Here’s hoping all who read this do not need to address the issue in their coverage. But will workplace insurers pay for coronavirus testing, vaccination, and treatment if it is needed? (The federal government has moved to ensure these areas are affordable, but the savvy still may want to query companies and insurers before the need arises.) It also may be valuable to get an early read with the coverage you have as to whether a bout of Covid-19 will be considered a pre-existing condition that will complicate insurance in the days ahead.
For those who get their coverage at work, the persistent affordability challenge this season, as it has been for several years now, will be dealing with patients’ medical spending (yes, it is time to scrutinize what it has been for you and your loved ones) and balancing monthly premium costs with ever-increasing deductibles — the sums that the insured must pay out of pocket before their policies kick in. Too many Americans, even if they have workplace coverage, forego medical services because they can’t afford to pay for them with high deductibles. Some consumers are getting gulled into taking lower premiums for non-ACA policies — only to discover this insurance pays next to nothing when patients need medical services most.
Millions of Americans, sadly, will be seeking coverage through Obamacare exchanges (with subsidies) or through Medicaid. That’s because they have lost jobs, employer coverage, and can’t afford the pricey option known as COBRA to continue their work-provided policies.
For seniors, November also is a time when the window is open for patients to change their Medicare plans, notably “gap coverage” and Part D prescription drug plans. They also get to think about the pluses and minuses of Medicare Advantage programs.
All of this is not much fun to dig into, honestly. But it can mean a world of difference to you and your loved ones.
In my practice, I see not only the harms that patients suffer while seeking medical services, but also their struggles to access and afford safe, efficient, and excellent health care.

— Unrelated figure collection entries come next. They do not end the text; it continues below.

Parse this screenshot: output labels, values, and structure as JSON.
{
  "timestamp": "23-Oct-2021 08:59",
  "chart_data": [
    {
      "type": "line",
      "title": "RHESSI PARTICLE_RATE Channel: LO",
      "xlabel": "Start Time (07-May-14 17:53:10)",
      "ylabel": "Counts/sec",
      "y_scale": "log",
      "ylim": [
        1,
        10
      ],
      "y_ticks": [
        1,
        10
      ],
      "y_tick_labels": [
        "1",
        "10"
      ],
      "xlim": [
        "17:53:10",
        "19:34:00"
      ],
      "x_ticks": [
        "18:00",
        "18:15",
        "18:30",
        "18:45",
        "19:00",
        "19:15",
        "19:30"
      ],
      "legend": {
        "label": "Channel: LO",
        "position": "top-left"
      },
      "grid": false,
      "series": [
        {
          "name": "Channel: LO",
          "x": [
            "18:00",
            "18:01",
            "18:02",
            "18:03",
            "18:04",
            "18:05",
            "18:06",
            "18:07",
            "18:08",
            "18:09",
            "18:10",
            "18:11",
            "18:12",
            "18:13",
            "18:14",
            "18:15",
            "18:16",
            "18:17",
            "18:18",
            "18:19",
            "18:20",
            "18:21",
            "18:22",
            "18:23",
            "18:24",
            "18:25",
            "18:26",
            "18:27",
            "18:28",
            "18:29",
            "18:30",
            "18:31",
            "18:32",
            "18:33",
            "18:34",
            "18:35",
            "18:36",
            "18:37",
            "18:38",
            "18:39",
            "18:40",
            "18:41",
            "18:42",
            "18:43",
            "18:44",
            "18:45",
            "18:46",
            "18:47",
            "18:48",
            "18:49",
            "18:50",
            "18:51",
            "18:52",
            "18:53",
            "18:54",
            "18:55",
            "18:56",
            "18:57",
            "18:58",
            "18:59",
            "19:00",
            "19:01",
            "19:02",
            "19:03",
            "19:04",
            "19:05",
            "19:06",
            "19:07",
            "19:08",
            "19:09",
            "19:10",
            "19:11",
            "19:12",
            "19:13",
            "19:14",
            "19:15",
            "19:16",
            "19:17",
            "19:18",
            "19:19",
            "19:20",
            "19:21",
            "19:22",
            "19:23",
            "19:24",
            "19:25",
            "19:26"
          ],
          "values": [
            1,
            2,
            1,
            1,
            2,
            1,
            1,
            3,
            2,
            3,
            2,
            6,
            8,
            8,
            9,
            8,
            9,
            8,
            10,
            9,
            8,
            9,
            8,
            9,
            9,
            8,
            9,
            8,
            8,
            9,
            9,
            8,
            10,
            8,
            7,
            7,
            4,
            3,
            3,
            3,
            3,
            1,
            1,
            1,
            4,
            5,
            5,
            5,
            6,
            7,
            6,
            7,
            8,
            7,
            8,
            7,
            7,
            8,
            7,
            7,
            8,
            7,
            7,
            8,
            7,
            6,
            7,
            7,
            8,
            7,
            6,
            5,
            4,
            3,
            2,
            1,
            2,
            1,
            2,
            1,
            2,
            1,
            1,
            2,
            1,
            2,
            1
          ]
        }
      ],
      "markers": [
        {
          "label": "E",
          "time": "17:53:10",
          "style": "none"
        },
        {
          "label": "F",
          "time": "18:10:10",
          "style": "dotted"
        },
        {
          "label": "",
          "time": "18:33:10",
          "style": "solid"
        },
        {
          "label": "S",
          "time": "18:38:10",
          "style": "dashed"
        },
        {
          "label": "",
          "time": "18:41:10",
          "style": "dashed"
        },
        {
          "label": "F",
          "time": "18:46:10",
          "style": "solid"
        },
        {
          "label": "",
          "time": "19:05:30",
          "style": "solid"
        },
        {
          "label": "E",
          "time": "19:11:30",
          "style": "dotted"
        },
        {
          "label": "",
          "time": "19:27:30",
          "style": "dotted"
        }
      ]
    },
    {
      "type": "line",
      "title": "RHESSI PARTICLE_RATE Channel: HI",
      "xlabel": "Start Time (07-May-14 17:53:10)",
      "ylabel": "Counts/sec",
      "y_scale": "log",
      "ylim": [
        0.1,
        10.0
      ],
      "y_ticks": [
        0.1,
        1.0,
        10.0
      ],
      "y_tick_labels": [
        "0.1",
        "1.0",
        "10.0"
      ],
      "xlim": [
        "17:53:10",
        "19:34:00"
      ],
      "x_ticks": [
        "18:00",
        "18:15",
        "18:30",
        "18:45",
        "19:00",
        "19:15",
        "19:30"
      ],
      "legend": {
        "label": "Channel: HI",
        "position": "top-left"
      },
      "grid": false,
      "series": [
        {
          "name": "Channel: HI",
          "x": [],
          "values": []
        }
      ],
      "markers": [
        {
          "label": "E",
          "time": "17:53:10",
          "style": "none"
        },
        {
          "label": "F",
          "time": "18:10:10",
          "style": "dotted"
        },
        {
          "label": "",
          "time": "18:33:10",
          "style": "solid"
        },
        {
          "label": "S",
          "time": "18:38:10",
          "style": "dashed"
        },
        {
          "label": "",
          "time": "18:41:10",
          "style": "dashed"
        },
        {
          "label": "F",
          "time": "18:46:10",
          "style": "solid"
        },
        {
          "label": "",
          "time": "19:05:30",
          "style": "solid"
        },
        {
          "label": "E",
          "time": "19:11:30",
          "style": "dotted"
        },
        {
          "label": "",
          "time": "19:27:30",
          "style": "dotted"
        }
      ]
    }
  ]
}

This has become an ordeal due to the skyrocketing cost, complexity, and uncertainty of treatments and prescription medications, too many of which turn out to be dangerous drugs.
The pandemic, and the shambolic federal response to it, has increased the pressure on all Americans to research carefully, think with rigor, and act with urgency about their health and the well-being of the nation. Please vote if you have not already and do so safely. Consider with great care whether holiday traditions can take a pause for this year to safeguard family and friends, or if alternatives can be found to keep your near and dear secure and festive. Considering how the political battles over affordable health coverage have consumed U.S. politics for a decade, it may not be too much to ask to take more than the span of half of a typical daytime soap opera to ensure the insurance you have for you and your loved ones is optimal, right?
Surveys for some time have found that Americans have regarded health care and health insurance to be among their top political issues for 2020. We have a lot of work to do in the days ahead to ensure that what we want as a people — that health care is a right and not a privilege for the wealthy few — comes to pass, in democratic fashion.